Il Pd sta perdendo la battaglia di Stalingrado. Se continua così, finirà che gli iscritti dovranno fare una class action contro Filippo Penati. Il danno che la vicenda di Sesto San Giovanni sta infatti arrecando al partito di Bersani è molto serio, e ogni mossa dell’indagato tende ad aggravarlo.
Alla notizia che il gip aveva confermato «l’esistenza di numerosi e gravissimi fatti di corruzione», ma non li aveva considerati «concussione» evitandogli così l’arresto, Penati ha infatti festeggiato con una dichiarazione surreale, come se fosse stato assolto. Poi ieri qualcuno deve averglielo fatto notare, ed è arrivata l’autosospensione dal partito e dal gruppo consiliare alla Regione Lombardia, la procedura standard che si usa nel Pd per evitare l’espulsione. Con essa, la carriera politica dell’uomo che era stato incaricato da Bersani di strappare il Nord a Berlusconi si può considerare praticamente finita.
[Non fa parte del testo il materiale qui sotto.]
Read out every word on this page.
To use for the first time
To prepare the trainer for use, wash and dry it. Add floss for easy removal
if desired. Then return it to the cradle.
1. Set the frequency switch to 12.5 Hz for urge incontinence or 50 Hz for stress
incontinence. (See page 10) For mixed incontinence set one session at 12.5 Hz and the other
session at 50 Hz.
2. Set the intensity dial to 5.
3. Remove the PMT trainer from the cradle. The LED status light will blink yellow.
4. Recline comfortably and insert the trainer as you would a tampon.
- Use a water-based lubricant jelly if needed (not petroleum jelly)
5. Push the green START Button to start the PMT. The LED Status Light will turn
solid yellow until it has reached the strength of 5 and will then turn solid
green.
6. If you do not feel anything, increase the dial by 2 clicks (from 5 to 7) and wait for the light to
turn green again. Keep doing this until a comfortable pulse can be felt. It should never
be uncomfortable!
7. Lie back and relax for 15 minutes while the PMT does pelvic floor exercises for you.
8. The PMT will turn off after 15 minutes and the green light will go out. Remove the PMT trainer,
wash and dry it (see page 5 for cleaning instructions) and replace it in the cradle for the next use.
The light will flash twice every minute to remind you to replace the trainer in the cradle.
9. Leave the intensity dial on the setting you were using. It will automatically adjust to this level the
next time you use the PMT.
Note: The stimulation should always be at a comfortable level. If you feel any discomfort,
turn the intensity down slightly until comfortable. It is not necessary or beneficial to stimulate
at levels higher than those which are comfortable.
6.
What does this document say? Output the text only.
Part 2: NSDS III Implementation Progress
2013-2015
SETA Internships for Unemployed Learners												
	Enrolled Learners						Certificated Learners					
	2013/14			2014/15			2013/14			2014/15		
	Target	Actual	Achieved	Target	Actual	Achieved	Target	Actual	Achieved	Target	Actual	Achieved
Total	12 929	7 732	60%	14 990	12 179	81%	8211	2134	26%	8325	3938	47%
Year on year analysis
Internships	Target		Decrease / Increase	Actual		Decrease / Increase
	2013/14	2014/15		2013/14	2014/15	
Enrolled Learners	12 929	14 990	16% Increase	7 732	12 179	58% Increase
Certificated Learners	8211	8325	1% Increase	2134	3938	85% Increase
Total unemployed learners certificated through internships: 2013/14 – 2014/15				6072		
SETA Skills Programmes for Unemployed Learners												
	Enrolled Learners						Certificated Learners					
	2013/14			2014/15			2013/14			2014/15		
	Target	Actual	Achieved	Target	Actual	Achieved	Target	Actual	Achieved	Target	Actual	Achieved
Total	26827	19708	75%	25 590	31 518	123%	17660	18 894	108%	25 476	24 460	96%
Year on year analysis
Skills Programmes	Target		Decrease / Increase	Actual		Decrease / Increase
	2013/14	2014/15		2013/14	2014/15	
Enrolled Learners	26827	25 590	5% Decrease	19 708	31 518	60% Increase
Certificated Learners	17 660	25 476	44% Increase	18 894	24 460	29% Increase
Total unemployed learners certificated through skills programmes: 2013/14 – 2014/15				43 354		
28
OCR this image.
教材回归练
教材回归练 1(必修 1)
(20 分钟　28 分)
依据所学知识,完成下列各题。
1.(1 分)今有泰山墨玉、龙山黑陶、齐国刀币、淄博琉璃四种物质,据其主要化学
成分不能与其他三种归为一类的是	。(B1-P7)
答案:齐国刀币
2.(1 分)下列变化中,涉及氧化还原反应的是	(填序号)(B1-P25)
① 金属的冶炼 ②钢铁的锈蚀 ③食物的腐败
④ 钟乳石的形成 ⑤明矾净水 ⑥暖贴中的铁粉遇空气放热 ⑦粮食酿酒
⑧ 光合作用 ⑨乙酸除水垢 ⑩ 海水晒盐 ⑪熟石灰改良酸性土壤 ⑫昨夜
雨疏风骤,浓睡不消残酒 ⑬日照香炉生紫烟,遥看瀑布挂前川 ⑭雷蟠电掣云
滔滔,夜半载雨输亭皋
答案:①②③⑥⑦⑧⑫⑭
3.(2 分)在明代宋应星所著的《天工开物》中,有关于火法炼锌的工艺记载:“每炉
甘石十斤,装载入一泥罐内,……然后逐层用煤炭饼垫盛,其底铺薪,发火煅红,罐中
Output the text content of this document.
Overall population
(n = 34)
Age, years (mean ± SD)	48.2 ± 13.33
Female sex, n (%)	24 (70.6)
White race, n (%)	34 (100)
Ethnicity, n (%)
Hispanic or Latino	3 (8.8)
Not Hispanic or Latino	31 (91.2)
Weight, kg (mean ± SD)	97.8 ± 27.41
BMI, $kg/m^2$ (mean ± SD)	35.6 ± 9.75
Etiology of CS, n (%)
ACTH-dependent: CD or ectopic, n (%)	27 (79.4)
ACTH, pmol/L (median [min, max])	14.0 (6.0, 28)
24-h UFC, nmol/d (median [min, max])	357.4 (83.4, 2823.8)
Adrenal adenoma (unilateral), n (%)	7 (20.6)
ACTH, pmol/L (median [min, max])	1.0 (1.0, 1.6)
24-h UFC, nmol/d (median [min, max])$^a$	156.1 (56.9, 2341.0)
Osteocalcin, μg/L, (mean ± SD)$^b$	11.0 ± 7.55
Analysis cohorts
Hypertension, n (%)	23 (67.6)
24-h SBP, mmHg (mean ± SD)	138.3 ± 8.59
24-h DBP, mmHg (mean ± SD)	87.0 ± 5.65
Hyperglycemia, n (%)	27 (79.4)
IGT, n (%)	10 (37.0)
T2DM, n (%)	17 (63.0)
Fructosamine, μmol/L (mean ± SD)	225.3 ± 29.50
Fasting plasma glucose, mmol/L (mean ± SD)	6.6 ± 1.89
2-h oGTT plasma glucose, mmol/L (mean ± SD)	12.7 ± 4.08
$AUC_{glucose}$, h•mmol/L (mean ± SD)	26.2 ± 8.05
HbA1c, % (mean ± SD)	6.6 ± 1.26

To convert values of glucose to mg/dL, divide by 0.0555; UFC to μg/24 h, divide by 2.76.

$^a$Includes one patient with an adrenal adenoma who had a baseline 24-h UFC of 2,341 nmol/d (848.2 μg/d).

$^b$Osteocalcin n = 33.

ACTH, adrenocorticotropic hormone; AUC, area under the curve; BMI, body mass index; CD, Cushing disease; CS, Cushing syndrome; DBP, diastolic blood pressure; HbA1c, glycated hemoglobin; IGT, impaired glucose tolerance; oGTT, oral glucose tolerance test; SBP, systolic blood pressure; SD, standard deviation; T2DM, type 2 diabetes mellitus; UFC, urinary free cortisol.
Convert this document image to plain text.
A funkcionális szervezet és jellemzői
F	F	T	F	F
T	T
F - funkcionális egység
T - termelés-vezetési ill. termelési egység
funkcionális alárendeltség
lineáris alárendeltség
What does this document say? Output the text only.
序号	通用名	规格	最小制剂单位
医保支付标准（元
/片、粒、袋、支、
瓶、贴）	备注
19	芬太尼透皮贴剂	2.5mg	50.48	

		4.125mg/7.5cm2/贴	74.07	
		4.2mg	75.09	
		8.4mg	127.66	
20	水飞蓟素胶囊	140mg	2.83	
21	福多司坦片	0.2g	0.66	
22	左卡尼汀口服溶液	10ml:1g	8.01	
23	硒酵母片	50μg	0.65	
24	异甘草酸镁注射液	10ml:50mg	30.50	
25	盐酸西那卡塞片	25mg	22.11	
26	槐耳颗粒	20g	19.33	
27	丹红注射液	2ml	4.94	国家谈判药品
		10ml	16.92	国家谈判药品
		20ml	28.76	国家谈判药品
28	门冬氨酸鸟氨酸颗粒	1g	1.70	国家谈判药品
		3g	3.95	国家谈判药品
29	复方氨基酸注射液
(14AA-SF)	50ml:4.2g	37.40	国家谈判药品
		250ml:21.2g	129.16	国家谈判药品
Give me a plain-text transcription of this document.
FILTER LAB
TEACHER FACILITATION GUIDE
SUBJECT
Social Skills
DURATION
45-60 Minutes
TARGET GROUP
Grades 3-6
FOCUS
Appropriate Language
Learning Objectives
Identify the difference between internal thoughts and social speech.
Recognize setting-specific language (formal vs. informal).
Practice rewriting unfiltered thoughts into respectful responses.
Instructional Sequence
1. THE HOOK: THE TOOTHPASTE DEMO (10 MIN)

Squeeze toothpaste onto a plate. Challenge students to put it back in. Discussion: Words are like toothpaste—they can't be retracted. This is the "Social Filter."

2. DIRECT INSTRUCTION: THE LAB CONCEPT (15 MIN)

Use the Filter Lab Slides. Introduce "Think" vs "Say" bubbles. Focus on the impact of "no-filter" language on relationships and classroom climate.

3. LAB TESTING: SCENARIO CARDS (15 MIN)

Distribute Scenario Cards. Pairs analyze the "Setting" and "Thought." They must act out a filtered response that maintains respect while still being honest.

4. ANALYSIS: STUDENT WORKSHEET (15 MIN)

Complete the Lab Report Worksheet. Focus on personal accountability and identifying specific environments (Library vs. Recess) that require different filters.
Stavolta infatti non si può neanche dire «aspettiamo il processo», perché il processo non ci sarà per avvenuta prescrizione. Penati potrebbe certo rinunciare alla decorrenza dei termini, per ottenere un proscioglimento nel merito o la sentenza di assoluzione. Ma ieri, pur dichiarandosi innocente, non ha anticipato niente del genere. È suo diritto, ovviamente, e il garantismo consiste anche nel difendersi dal processo, oltre che nel processo. Però Bersani deve sapere che d’ora in poi l’argomento contro il ricorso alla prescrizione, tante volte rinfacciato a Berlusconi e agli indagati dell’altra parte politica, non potrà mai più essere usato dal Pd. Per un partito che ha obbligato i suoi parlamentari a votare per l’arresto di Tedesco, accusato di fatti meno gravi di quelli contestati a Penati, è un brutto contrappasso.